Was wichtig ist: Wir verwenden Kurzwellen-Infrarotelemente, die Wärme direkt abgeben – dadurch werden Menschen und Oberflächen erwärmt, anstatt die Luft. Dadurch spürt man die Wärme fast sofort – ohne darauf warten zu müssen, bis ein Ventilator oder ein Konvektionskreislauf wirkt. Die IP-Klassifizierung ist entscheidend für die Zuverlässigkeit des Geräts: Eine hohe Wasserdichtheit schützt die Komponenten vor Dampf und Spritzwasser, sodass das Gerät saison für Saison weiterhin funktioniert. Zudem gibt es Schutzmechanismen, die dafür sorgen, dass das Gerät automatisch ausgeht, wenn es umgestürzt wird – anschließend wird es wieder eingeschaltet, sobald es wieder in die richtige Position gebracht wird.

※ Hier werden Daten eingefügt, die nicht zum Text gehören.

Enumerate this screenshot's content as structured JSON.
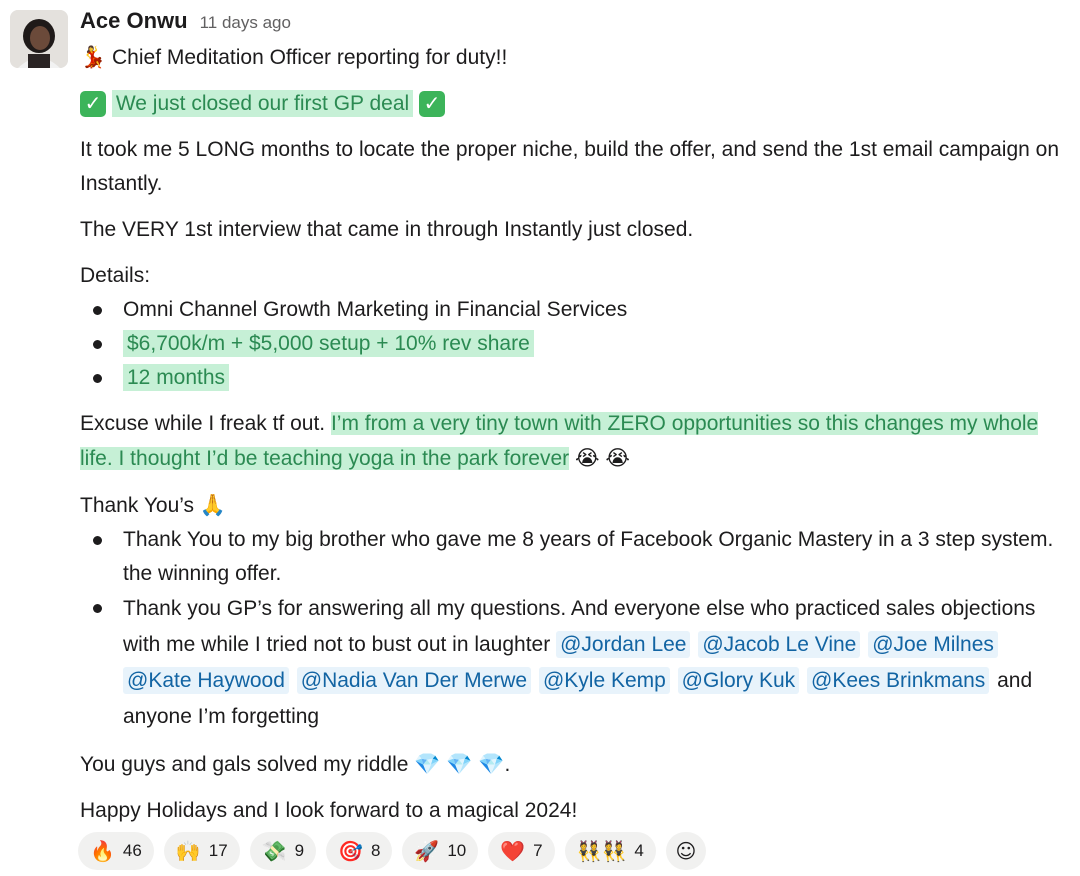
{
  "message": {
    "author": "Ace Onwu",
    "timestamp": "11 days ago",
    "title_line": "Chief Meditation Officer reporting for duty!!",
    "highlight_headline": "We just closed our first GP deal",
    "para1": "It took me 5 LONG months to locate the proper niche, build the offer, and send the 1st email campaign on Instantly.",
    "para2": "The VERY 1st interview that came in through Instantly just closed.",
    "details_label": "Details:",
    "details": [
      "Omni Channel Growth Marketing in Financial Services",
      "$6,700k/m + $5,000 setup + 10% rev share",
      "12 months"
    ],
    "excuse_start": "Excuse while I freak tf out.",
    "excuse_highlight": "I’m from a very tiny town with ZERO opportunities so this changes my whole life. I thought I’d be teaching yoga in the park forever",
    "thank_label": "Thank You’s",
    "thanks": [
      "Thank You to my big brother who gave me 8 years of Facebook Organic Mastery in a 3 step system. the winning offer.",
      "Thank you GP’s for answering all my questions. And everyone else who practiced sales objections with me while I tried not to bust out in laughter"
    ],
    "mentions": [
      "@Jordan Lee",
      "@Jacob Le Vine",
      "@Joe Milnes",
      "@Kate Haywood",
      "@Nadia Van Der Merwe",
      "@Kyle Kemp",
      "@Glory Kuk",
      "@Kees Brinkmans"
    ],
    "mentions_tail": "and anyone I’m forgetting",
    "riddle": "You guys and gals solved my riddle",
    "riddle_end": ".",
    "closing": "Happy Holidays and I look forward to a magical 2024!"
  },
  "reactions": [
    {
      "icon": "fire-icon",
      "glyph": "🔥",
      "count": "46"
    },
    {
      "icon": "raised-hands-icon",
      "glyph": "🙌",
      "count": "17"
    },
    {
      "icon": "money-icon",
      "glyph": "💸",
      "count": "9"
    },
    {
      "icon": "target-icon",
      "glyph": "🎯",
      "count": "8"
    },
    {
      "icon": "rocket-icon",
      "glyph": "🚀",
      "count": "10"
    },
    {
      "icon": "heart-icon",
      "glyph": "❤️",
      "count": "7"
    },
    {
      "icon": "dancers-icon",
      "glyph": "👯👯",
      "count": "4"
    }
  ],
  "emoji": {
    "dancer": "💃",
    "check": "✓",
    "crying": "😭",
    "pray": "🙏",
    "gem": "💎",
    "add_reaction": "☺"
  },
  "colors": {
    "highlight_bg": "#c6f0d6",
    "highlight_text": "#2b8a52",
    "mention_bg": "#e8f3fb",
    "mention_text": "#1264a3"
  }
}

Warum diese Lösung für Badezimmer geeignet ist: In einem Badezimmer sind Geschwindigkeit und Sicherheit unverzichtbar. Die Infrarotwärme erreicht die Haut schnell – man fühlt sich bereits bevor man trocken ist, wohl. Da die Wärme gezielt abgegeben wird, kann der Energieverbrauch im Vergleich zu herkömmlichen Heizgeräten reduziert werden. Durch die wasserdichte Bauweise muss das Gerät nicht ständig ausgetauscht werden, da Feuchtigkeit keine Auswirkungen hat. Wenn man sein Badezimmer renoviert, passt dieses Heizgerät perfekt zu den modernen Armaturen und liefert eine natürliche, unaufdringliche Wärme.

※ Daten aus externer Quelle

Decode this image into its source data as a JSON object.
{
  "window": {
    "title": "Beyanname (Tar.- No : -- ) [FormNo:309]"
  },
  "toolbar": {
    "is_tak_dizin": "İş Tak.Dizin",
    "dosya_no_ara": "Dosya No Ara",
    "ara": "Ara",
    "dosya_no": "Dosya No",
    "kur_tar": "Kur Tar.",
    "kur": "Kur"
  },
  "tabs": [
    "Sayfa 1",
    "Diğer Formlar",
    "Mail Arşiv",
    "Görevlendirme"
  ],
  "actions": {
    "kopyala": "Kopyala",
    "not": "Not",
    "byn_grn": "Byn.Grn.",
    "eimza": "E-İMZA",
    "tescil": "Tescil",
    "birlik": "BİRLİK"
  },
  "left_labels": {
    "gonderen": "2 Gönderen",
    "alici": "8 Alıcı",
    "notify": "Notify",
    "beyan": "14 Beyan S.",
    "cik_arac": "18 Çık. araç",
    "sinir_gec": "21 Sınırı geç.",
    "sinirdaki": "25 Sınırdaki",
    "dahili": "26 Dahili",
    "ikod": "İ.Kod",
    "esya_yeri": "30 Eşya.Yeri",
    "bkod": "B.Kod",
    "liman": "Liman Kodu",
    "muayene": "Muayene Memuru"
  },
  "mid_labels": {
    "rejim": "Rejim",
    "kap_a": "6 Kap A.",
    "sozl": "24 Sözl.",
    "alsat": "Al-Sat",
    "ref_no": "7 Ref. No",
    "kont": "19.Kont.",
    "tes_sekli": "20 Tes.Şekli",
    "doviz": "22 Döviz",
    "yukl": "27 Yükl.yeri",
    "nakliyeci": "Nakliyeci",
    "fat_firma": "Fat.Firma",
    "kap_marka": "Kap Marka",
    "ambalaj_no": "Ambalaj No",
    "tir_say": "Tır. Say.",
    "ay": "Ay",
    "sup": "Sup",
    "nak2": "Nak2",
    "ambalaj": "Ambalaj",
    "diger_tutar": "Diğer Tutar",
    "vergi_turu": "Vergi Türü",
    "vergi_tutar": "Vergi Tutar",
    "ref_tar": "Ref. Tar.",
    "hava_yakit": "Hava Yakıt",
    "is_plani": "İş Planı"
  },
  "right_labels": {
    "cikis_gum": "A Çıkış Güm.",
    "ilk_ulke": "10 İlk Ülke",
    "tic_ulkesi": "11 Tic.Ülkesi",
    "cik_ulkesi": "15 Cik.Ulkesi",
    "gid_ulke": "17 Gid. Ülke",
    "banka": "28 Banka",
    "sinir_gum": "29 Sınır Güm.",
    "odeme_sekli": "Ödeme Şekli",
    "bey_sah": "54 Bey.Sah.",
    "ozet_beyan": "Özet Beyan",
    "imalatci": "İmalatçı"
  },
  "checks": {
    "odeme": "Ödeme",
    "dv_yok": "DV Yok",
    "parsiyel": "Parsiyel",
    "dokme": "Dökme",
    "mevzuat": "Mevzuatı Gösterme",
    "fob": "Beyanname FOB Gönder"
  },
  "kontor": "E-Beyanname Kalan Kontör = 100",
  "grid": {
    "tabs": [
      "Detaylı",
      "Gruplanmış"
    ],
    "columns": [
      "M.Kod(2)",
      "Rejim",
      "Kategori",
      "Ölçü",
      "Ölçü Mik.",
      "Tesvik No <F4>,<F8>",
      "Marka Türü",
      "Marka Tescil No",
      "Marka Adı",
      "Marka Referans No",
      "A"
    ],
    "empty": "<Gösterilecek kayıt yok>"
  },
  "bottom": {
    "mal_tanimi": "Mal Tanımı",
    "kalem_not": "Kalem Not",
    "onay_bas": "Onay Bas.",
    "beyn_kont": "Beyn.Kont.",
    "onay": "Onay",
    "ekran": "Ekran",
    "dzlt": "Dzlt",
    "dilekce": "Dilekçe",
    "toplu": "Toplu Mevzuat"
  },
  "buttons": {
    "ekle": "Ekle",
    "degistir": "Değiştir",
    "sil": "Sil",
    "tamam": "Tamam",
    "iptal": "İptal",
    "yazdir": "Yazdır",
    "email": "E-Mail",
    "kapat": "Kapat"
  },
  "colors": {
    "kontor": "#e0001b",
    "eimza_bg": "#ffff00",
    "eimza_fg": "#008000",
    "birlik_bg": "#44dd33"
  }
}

Was man berücksichtigen muss: Bei der Installation ist ein separater Stromkreis sowie eine ordnungsgemäße Erdung erforderlich, damit die Sicherheitssysteme funktionieren können. Das Heizgerät funktioniert am besten, wenn es auf die wichtigsten Bereiche gerichtet ist – also dort, wo man aus der Dusche oder Badewanne herauskommt. Denken Sie daran: Infrarotwärme erwärmt Menschen und Oberflächen direkt – sie heizt die Luft im Raum nicht so schnell wie ein Ventilatorheizer. Daher müssen die Ausrichtung und die Abdeckung des Geräts entsprechend der Raumgestaltung gewählt werden.